Press
Release:
Amendments to Foreign Business Act Passed by Cabinet
31
January 2007
Q:
Has the Foreign Business Act of 1999 recently been changed?
The Foreign Business Act has not been repealed however significant
amendments introduced by the Ministry of Commerce were passed
by the Cabinet in early January 2007 (read
an English language translation). Legislation passed by
the Cabinet generally becomes law after approval (and sometimes
modification) by the Council of State and publication in the
Royal Thai Government Gazette.
Q:
What is the Foreign Business Act of 1999?
The Foreign Business Act of 1999 regulates the business
activity of foreign nationals and foreign business entities
in Thailand. Foreign business entities are defined as
juristic persons in which more than half of the shares are
held by foreign nationals. These entities are restricted
from certain industries reserved for Thai persons and juristic
persons.
Q:
How would the amendments modify the Foreign Business Act of
1999?
-
The
definition of a foreign company would be modified to include
companies where more than half of the voting rights are
held by foreign nationals. (Certain restricted businesses
with preferential voting shares for foreigners would be
"grandfathered in" while others would be required
to modify voting share structure.)
-
Persons
in violation of certain provisions of the Foreign Business
Act of 1999 would be required to alert the Director General
of the Ministry of Commerce of their offense and correct
their violation within one year.
-
Fines
levied for violation of certain provisions of the Foreign
Business Act would be increased
- List
Three of the restricted businesses of the Foreign Business
Act would be slightly modified
Q:
How would the definition of a foreign company change under
the amended Foreign Business Act?
The
Foreign Business Act of 1999 defines a foreign company as
a company where half or more of the shares are held by non-Thai
persons or companies.
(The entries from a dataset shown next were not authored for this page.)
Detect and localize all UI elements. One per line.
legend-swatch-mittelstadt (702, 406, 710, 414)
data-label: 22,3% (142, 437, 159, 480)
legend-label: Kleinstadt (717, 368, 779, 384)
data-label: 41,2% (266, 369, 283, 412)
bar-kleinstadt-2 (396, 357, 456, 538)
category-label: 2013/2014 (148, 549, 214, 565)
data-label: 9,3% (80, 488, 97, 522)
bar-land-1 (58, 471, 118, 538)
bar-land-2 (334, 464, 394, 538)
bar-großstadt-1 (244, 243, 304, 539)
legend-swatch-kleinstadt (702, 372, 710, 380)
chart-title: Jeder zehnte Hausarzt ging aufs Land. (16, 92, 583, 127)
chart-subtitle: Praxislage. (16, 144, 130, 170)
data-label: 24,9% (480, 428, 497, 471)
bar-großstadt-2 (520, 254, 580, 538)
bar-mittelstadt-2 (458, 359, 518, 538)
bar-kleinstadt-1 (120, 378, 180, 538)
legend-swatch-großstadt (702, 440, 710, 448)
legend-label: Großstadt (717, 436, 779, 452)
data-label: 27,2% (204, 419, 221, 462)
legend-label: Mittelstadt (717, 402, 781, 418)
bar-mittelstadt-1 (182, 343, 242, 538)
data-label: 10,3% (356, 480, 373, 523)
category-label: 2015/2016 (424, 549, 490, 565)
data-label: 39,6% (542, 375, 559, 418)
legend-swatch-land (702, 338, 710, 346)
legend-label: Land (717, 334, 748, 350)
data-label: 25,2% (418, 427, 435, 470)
The amended version of the Foreign
Business Act would expand the definition of a foreign company
to include companies where more than half of the voting rights
are held by non-Thai persons or companies. This measure
would affectively close the loophole used by many foreigners
to own less than half of the shares of a company while still
effectively controlling the company with majority voting rights.
Q:
How would existing Thai companies that would be defined as
foreign under the amended definition of "foreigner"
be effected?
The effect on Thai companies that would become foreign
under the amended Foreign Business Act varies according to
the restricted list into which the business would fall.
The Foreign Business Act of 1999 divides industries restricted
to foreigners into three lists. List One businesses
are restricted for "special reasons" and include
media, fishery, forestry, rice farming and land trading.
List Two businesses are restricted to foreigners because they
are related to arts and culture, natural resources and folk
crafts. List Three businesses, including the liberal
professions, are restricted to foreigners because Thai nationals
are deemed not yet ready to compete.
List
One, List Two, List Three: All Thai companies that
would become foreign under the new legislation that wish to
continue carrying out a business in a category restricted
to foreigners would be required to file for a certificate
of authorization from the Director General of the Ministry
of Commerce within one year after the act goes into effect.
List Three: Companies conducting
a business restricted to foreigners in List Three would be
allowed to continue to conduct their business indefinitely
provided they have a Certificate of Authorization.
List
One and List Two: Companies conducting a business restricted
to foreigners in List One or List Two would be allowed to
continue conducting their business for two years from the
day in which the act goes into effect.
Q:
Do the drafted amendments to the Foreign Business Act of 1999
have a provision about nominee shareholders?
The
Foreign Business Act of 1999 prohibits Thai nationals from
holding shares on behalf of foreigners in order to enable
foreigners to conduct business in a restricted category.
The amendments would require persons or business entities
in violation of this provision to notify the Ministry of Commerce
within 90 days. Persons or business entities in violation
of the nominee shareholder provision would have one year to
correct the shareholding of the company before being subject
to punishment under law. The fine for companies utilizing
nominee shareholders under the amended Foreign Business Act
would be modified from 100,000 to 1,000,000 baht under the
Foreign Business Act of 1999 to 500,000 to 5,000,000 baht
under the amended Foreign Business Act.